Chapter Plan: The Algorithm
Summary
Delphine Okafor-Barnes sits in an editorial meeting at her digital media company as the “Eighth Oblivion” content crosses her desk. Her team must decide: amplify, debunk, or ignore? Each choice carries professional and ethical weight. The chapter explores the machinery of attention - how viral content gets processed, commodified, and distributed by the very systems it critiques.
Delphine’s unique position - understanding both the craft of viral content and its corrosive effects - makes this decision agonizing. She’s spent years optimizing for engagement; now she sees a piece of content that’s engaging precisely because it articulates the danger of engagement-optimized systems. Her wife Jessie, a TV writer, offers perspective on narrative manipulation. Their son Theo (4) is blissfully unaware, but Delphine keeps thinking about the world he’ll inherit.
Key Elements
- The editorial meeting: deciding how to handle “Eighth Oblivion” content
- Delphine’s expertise in viral mechanics turned toward analysis
- Her complicity in the attention economy made explicit
- The impossible choice: all options feel like participation in the problem
- Home life with Jessie and Theo as counterpoint to professional crisis
- First direct connection to the health impacts (clinic content she’s produced)
- The chapter should make the reader complicit in the attention economy too
Characters Present
- Delphine Okafor-Barnes (POV): 38, content strategist, conscience and craft in tension
- Jessie Barnes (secondary): Her wife, TV writer, understands narrative manipulation differently
- Theo (ambient): Their 4-year-old, innocence as moral weight
- Editorial team (secondary): Colleagues embodying different positions on the dilemma
- Corporate leadership (shadow): Present through pressure and metrics
Timeline
- Duration: 2-3 days (late June 2033)
- Time of year: Summer; Theo is out of preschool
- Shortly after the video goes viral (following Chapters 18-19)

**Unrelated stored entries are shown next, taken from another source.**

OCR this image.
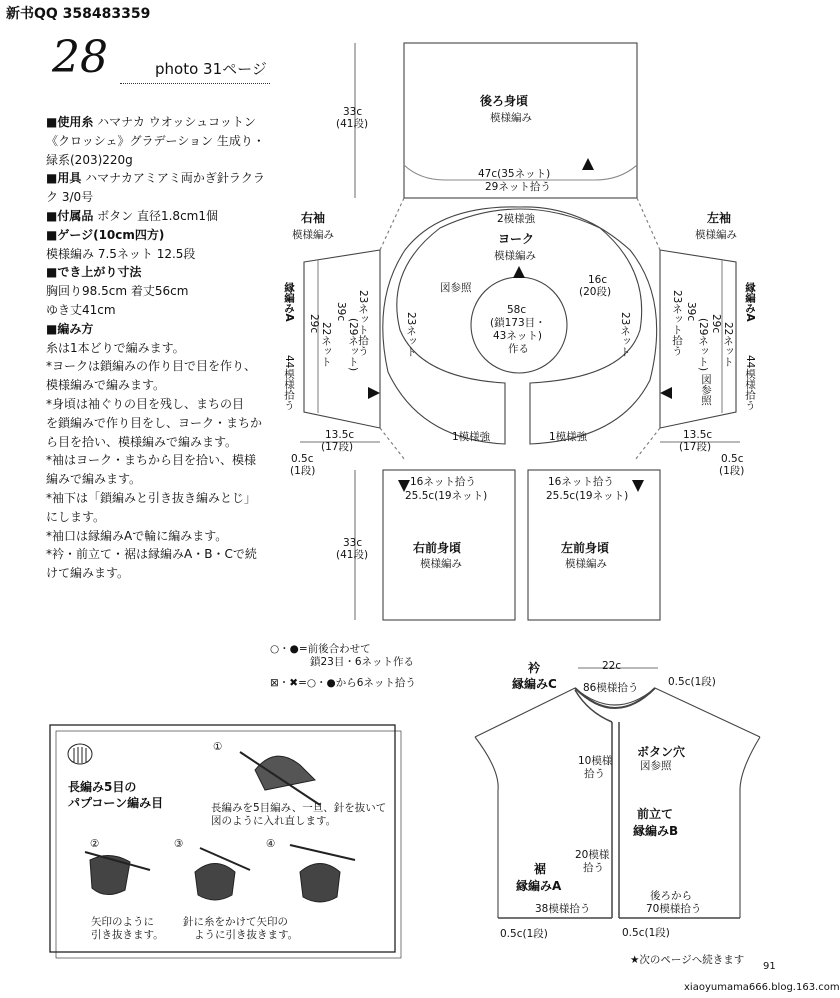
新书QQ 358483359
28	photo 31ページ
■使用糸 ハマナカ ウオッシュコットン
《クロッシェ》グラデーション 生成り・
緑系(203)220g
■用具 ハマナカアミアミ両かぎ針ラクラ
ク 3/0号
■付属品 ボタン 直径1.8cm1個
■ゲージ(10cm四方)
模様編み 7.5ネット 12.5段
■でき上がり寸法
胸回り98.5cm 着丈56cm
ゆき丈41cm
■編み方
糸は1本どりで編みます。
*ヨークは鎖編みの作り目で目を作り、
模様編みで編みます。
*身頃は袖ぐりの目を残し、まちの目
を鎖編みで作り目をし、ヨーク・まちか
ら目を拾い、模様編みで編みます。
*袖はヨーク・まちから目を拾い、模様
編みで編みます。
*袖下は「鎖編みと引き抜き編みとじ」
にします。
*袖口は縁編みAで輪に編みます。
*衿・前立て・裾は縁編みA・B・Cで続
けて編みます。
後ろ身頃
模様編み
47c(35ネット)
29ネット拾う
33c
(41段)
2模様強
ヨーク
模様編み
図参照
16c
(20段)
58c
(鎖173目・
43ネット)
作る
23ネット	23ネット
1模様強	1模様強
右袖
模様編み
縁編みA
29c 22ネット
39c
(29ネット)
23ネット拾う
44模様拾う
13.5c
(17段)
0.5c
(1段)
左袖
模様編み
縁編みA
23ネット拾う 39c
(29ネット) 29c 22ネット
図参照	44模様拾う
13.5c
(17段)
0.5c
(1段)
16ネット拾う
25.5c(19ネット)
右前身頃
模様編み
33c
(41段)
16ネット拾う
25.5c(19ネット)
左前身頃
模様編み
○・●=前後合わせて
鎖23目・6ネット作る
⊠・✖=○・●から6ネット拾う
衿
縁編みC
22c
86模様拾う	0.5c(1段)
ボタン穴
図参照
10模様
拾う
前立て
縁編みB
20模様
拾う
裾
縁編みA
38模様拾う
後ろから
70模様拾う
0.5c(1段)	0.5c(1段)
長編み5目の
パプコーン編み目
①
②	③	④
長編みを5目編み、一旦、針を抜いて
図のように入れ直します。
矢印のように
引き抜きます。
針に糸をかけて矢印の
ように引き抜きます。
★次のページへ続きます
91
xiaoyumama666.blog.163.com
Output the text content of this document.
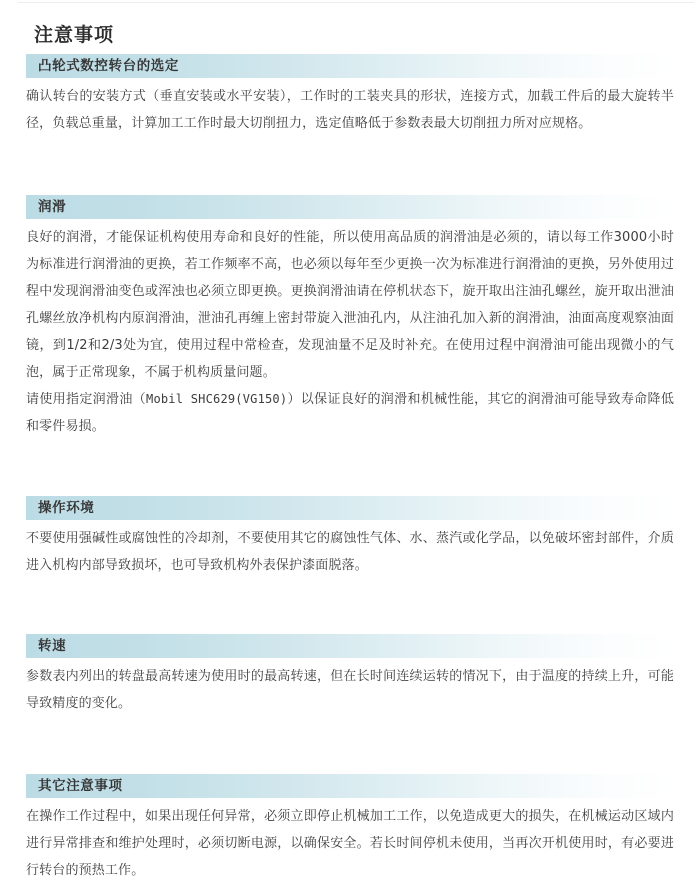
注意事项
凸轮式数控转台的选定

确认转台的安装方式（垂直安装或水平安装），工作时的工装夹具的形状，连接方式，加载工件后的最大旋转半径，负载总重量，计算加工工作时最大切削扭力，选定值略低于参数表最大切削扭力所对应规格。

润滑

良好的润滑，才能保证机构使用寿命和良好的性能，所以使用高品质的润滑油是必须的，请以每工作3000小时为标准进行润滑油的更换，若工作频率不高，也必须以每年至少更换一次为标准进行润滑油的更换，另外使用过程中发现润滑油变色或浑浊也必须立即更换。更换润滑油请在停机状态下，旋开取出注油孔螺丝，旋开取出泄油孔螺丝放净机构内原润滑油，泄油孔再缠上密封带旋入泄油孔内，从注油孔加入新的润滑油，油面高度观察油面镜，到1/2和2/3处为宜，使用过程中常检查，发现油量不足及时补充。在使用过程中润滑油可能出现微小的气泡，属于正常现象，不属于机构质量问题。

请使用指定润滑油（Mobil SHC629(VG150)）以保证良好的润滑和机械性能，其它的润滑油可能导致寿命降低和零件易损。

操作环境

不要使用强碱性或腐蚀性的冷却剂，不要使用其它的腐蚀性气体、水、蒸汽或化学品，以免破坏密封部件，介质进入机构内部导致损坏，也可导致机构外表保护漆面脱落。

转速

参数表内列出的转盘最高转速为使用时的最高转速，但在长时间连续运转的情况下，由于温度的持续上升，可能导致精度的变化。

其它注意事项

在操作工作过程中，如果出现任何异常，必须立即停止机械加工工作，以免造成更大的损失，在机械运动区域内进行异常排查和维护处理时，必须切断电源，以确保安全。若长时间停机未使用，当再次开机使用时，有必要进行转台的预热工作。
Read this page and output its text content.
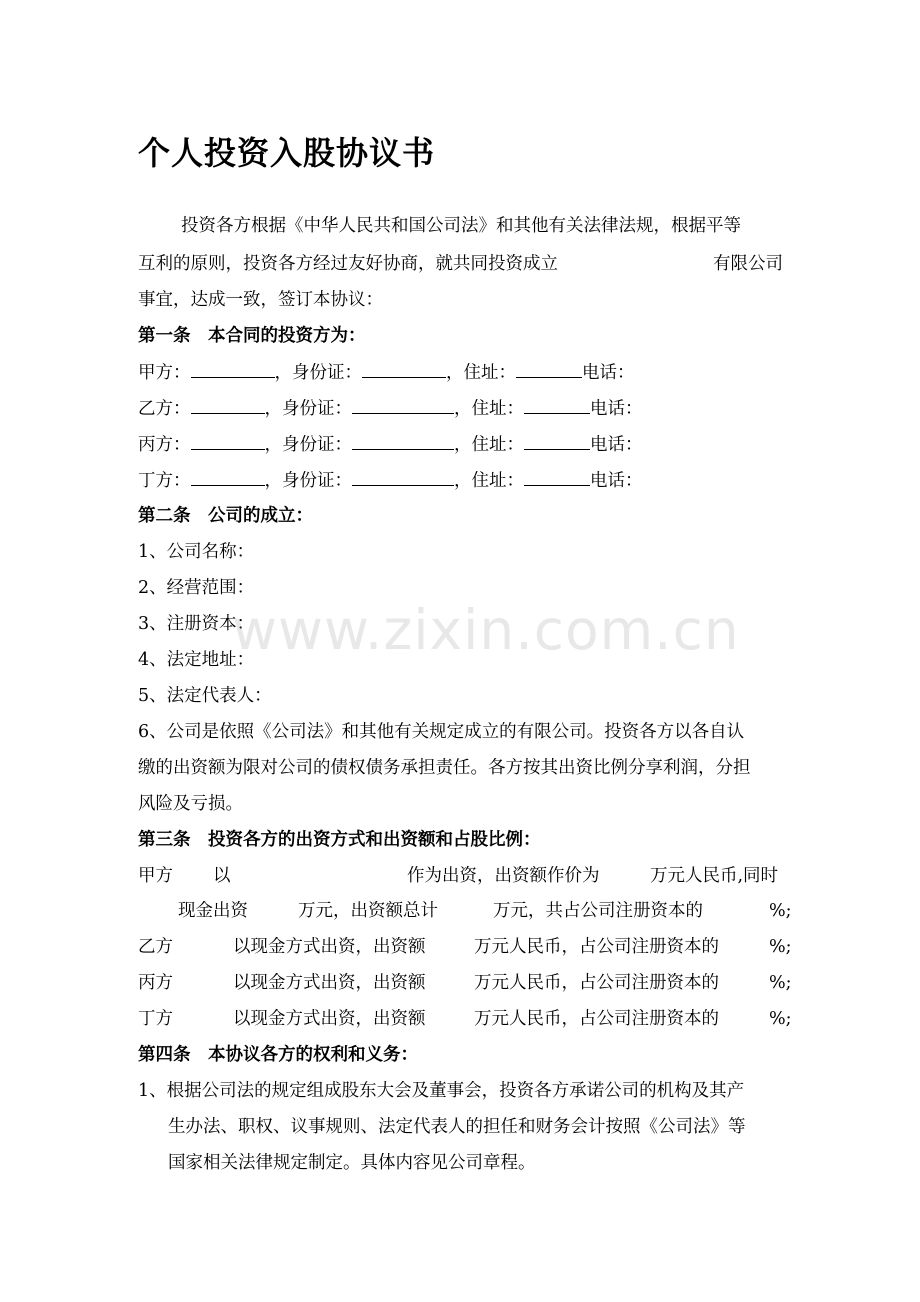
个人投资入股协议书
投资各方根据《中华人民共和国公司法》和其他有关法律法规，根据平等
互利的原则，投资各方经过友好协商，就共同投资成立	有限公司
事宜，达成一致，签订本协议：
第一条　本合同的投资方为：
甲方：	，身份证：	，住址：	电话：
乙方：	，身份证：	，住址：	电话：
丙方：	，身份证：	，住址：	电话：
丁方：	，身份证：	，住址：	电话：
第二条　公司的成立：
1、公司名称：
2、经营范围：
3、注册资本：
4、法定地址：
5、法定代表人：
6、公司是依照《公司法》和其他有关规定成立的有限公司。投资各方以各自认
缴的出资额为限对公司的债权债务承担责任。各方按其出资比例分享利润，分担
风险及亏损。
第三条　投资各方的出资方式和出资额和占股比例：
甲方 以	作为出资，出资额作价为	万元人民币,同时
现金出资	万元，出资额总计	万元，共占公司注册资本的	%;
乙方	以现金方式出资，出资额	万元人民币，占公司注册资本的	%;
丙方	以现金方式出资，出资额	万元人民币，占公司注册资本的	%;
丁方	以现金方式出资，出资额	万元人民币，占公司注册资本的	%;
第四条　本协议各方的权利和义务：
1、根据公司法的规定组成股东大会及董事会，投资各方承诺公司的机构及其产
生办法、职权、议事规则、法定代表人的担任和财务会计按照《公司法》等
国家相关法律规定制定。具体内容见公司章程。
www.zixin.com.cn
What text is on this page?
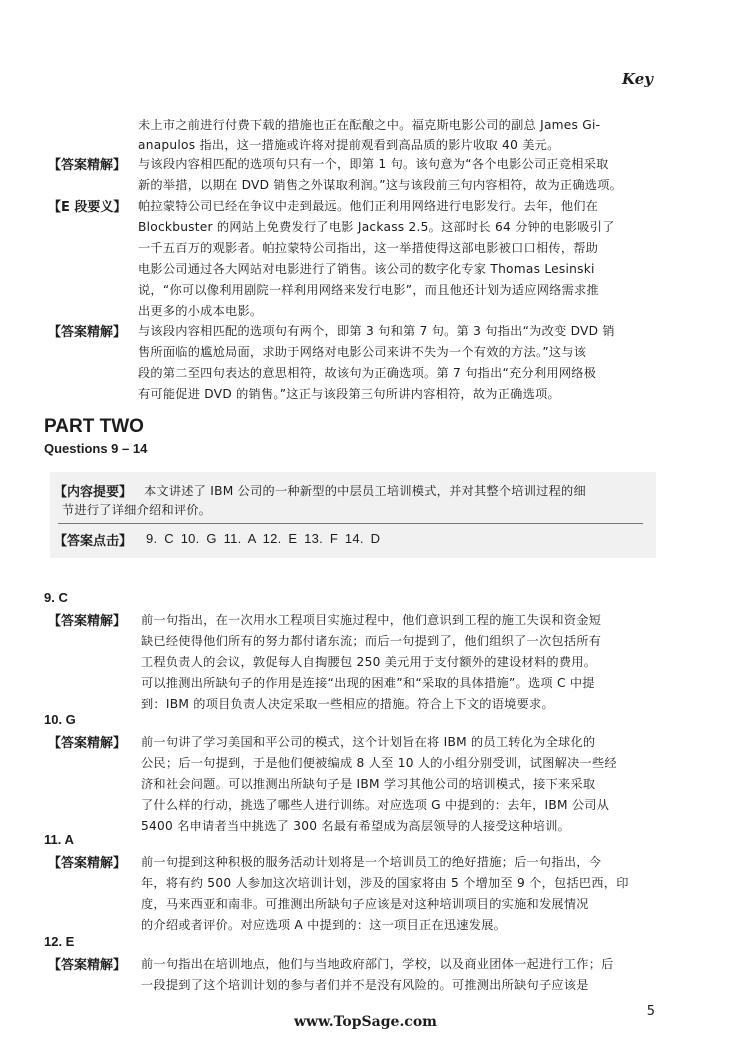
Key
未上市之前进行付费下载的措施也正在酝酿之中。福克斯电影公司的副总 James Gi-
anapulos 指出，这一措施或许将对提前观看到高品质的影片收取 40 美元。
【答案精解】 与该段内容相匹配的选项句只有一个，即第 1 句。该句意为“各个电影公司正竞相采取
新的举措，以期在 DVD 销售之外谋取利润。”这与该段前三句内容相符，故为正确选项。
【E 段要义】 帕拉蒙特公司已经在争议中走到最远。他们正利用网络进行电影发行。去年，他们在
Blockbuster 的网站上免费发行了电影 Jackass 2.5。这部时长 64 分钟的电影吸引了
一千五百万的观影者。帕拉蒙特公司指出，这一举措使得这部电影被口口相传，帮助
电影公司通过各大网站对电影进行了销售。该公司的数字化专家 Thomas Lesinski
说，“你可以像利用剧院一样利用网络来发行电影”，而且他还计划为适应网络需求推
出更多的小成本电影。
【答案精解】 与该段内容相匹配的选项句有两个，即第 3 句和第 7 句。第 3 句指出“为改变 DVD 销
售所面临的尴尬局面，求助于网络对电影公司来讲不失为一个有效的方法。”这与该
段的第二至四句表达的意思相符，故该句为正确选项。第 7 句指出“充分利用网络极
有可能促进 DVD 的销售。”这正与该段第三句所讲内容相符，故为正确选项。
PART TWO
Questions 9 – 14
【内容提要】 本文讲述了 IBM 公司的一种新型的中层员工培训模式，并对其整个培训过程的细
节进行了详细介绍和评价。
【答案点击】 9. C 10. G 11. A 12. E 13. F 14. D
9. C
【答案精解】 前一句指出，在一次用水工程项目实施过程中，他们意识到工程的施工失误和资金短
缺已经使得他们所有的努力都付诸东流；而后一句提到了，他们组织了一次包括所有
工程负责人的会议，敦促每人自掏腰包 250 美元用于支付额外的建设材料的费用。
可以推测出所缺句子的作用是连接“出现的困难”和“采取的具体措施”。选项 C 中提
到：IBM 的项目负责人决定采取一些相应的措施。符合上下文的语境要求。
10. G
【答案精解】 前一句讲了学习美国和平公司的模式，这个计划旨在将 IBM 的员工转化为全球化的
公民；后一句提到，于是他们便被编成 8 人至 10 人的小组分别受训，试图解决一些经
济和社会问题。可以推测出所缺句子是 IBM 学习其他公司的培训模式，接下来采取
了什么样的行动，挑选了哪些人进行训练。对应选项 G 中提到的：去年，IBM 公司从
5400 名申请者当中挑选了 300 名最有希望成为高层领导的人接受这种培训。
11. A
【答案精解】 前一句提到这种积极的服务活动计划将是一个培训员工的绝好措施；后一句指出，今
年，将有约 500 人参加这次培训计划，涉及的国家将由 5 个增加至 9 个，包括巴西，印
度，马来西亚和南非。可推测出所缺句子应该是对这种培训项目的实施和发展情况
的介绍或者评价。对应选项 A 中提到的：这一项目正在迅速发展。
12. E
【答案精解】 前一句指出在培训地点，他们与当地政府部门，学校，以及商业团体一起进行工作；后
一段提到了这个培训计划的参与者们并不是没有风险的。可推测出所缺句子应该是
5
www.TopSage.com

- The editorial meeting is a day after the content reaches critical mass
Connections
Parent
Serves Part 3’s exploration of how the “Eighth Oblivion” concept spreads and transforms through media. Delphine’s perspective reveals the machinery behind viral content - the decisions that shape what millions see.
Children
The 3-4 scenes must accomplish:
- Scene 1: Editorial meeting where the decision must be made
- Scene 2: Delphine’s analysis of the content itself, using her professional tools
- Scene 3: Home with Jessie; the TV writer’s perspective on manufactured narrative
- Scene 4: Decision made; consequences begin
Siblings
- Previous (Chapter 19): Jerome encounters the theory as investigator; Delphine encounters it as distributor
- Next (Chapter 21): Kevin Zhou deepens his investigation; reader now understands how his discovery connects to public discourse
Thematic Emphasis
- Entertainment as true religion: The editorial meeting treats existential content as engagement opportunity
- Media as environment: Delphine can’t stand outside the system she helps maintain
- Capitalism’s adaptive resilience: The content critiquing capitalism gets monetized by capitalism
- The search for meaning in optimized systems: What does authentic response look like?
Stylistic Notes
- Knausgaard mode for the editorial meeting: the banal mechanics of consequential decisions
- Carson mode for Delphine’s internal crisis: fragmented thoughts, competing imperatives
- The chapter should structurally mirror viral content - designed to hold attention
- Los Angeles setting: the entertainment industry’s indifference to content’s meaning
- Theo scenes in warm contrast: the simplicity of a child’s attention
Scene Breakdown
Scene 1: The Meeting (~6 pages)
Editorial team debates the “Eighth Oblivion” content. Different positions: capitalize on engagement, debunk it responsibly, ignore as conspiracy bait. Delphine notices no one asks if it’s true. The decision gets deferred to “more analysis.”
Scene 2: Analysis (~5 pages)
Delphine alone with the content, applying her professional tools. She recognizes the craftsmanship - whoever made this understands virality. But she also can’t dismiss the substance. Connection to health content she produced for Elena’s clinic makes it personal.
Scene 3: Dinner (~5 pages)
Home with Jessie while Theo plays. Delphine describes the dilemma. Jessie talks about writing for TV - how narrative manipulation works, how audiences are trained to want certain things. The conversation clarifies Delphine’s own complicity without offering resolution.
Scene 4: The Choice (~5 pages)
Delphine returns to the office late, makes her recommendation. The company will cover it as “the theory everyone is talking about” - neither endorsement nor debunking. She knows this is the most corrosive choice, and it’s the only one that makes business sense.
Open Questions
- What specific health content did Delphine produce connected to Elena’s clinic?
- How does her recommendation get implemented? What’s the actual coverage?
- Does she have any direct contact with Jerome (the documentary connection)?
- What does Jessie’s TV work involve, and how does it connect to themes?
- How does Delphine’s awareness of her complicity affect her behavior?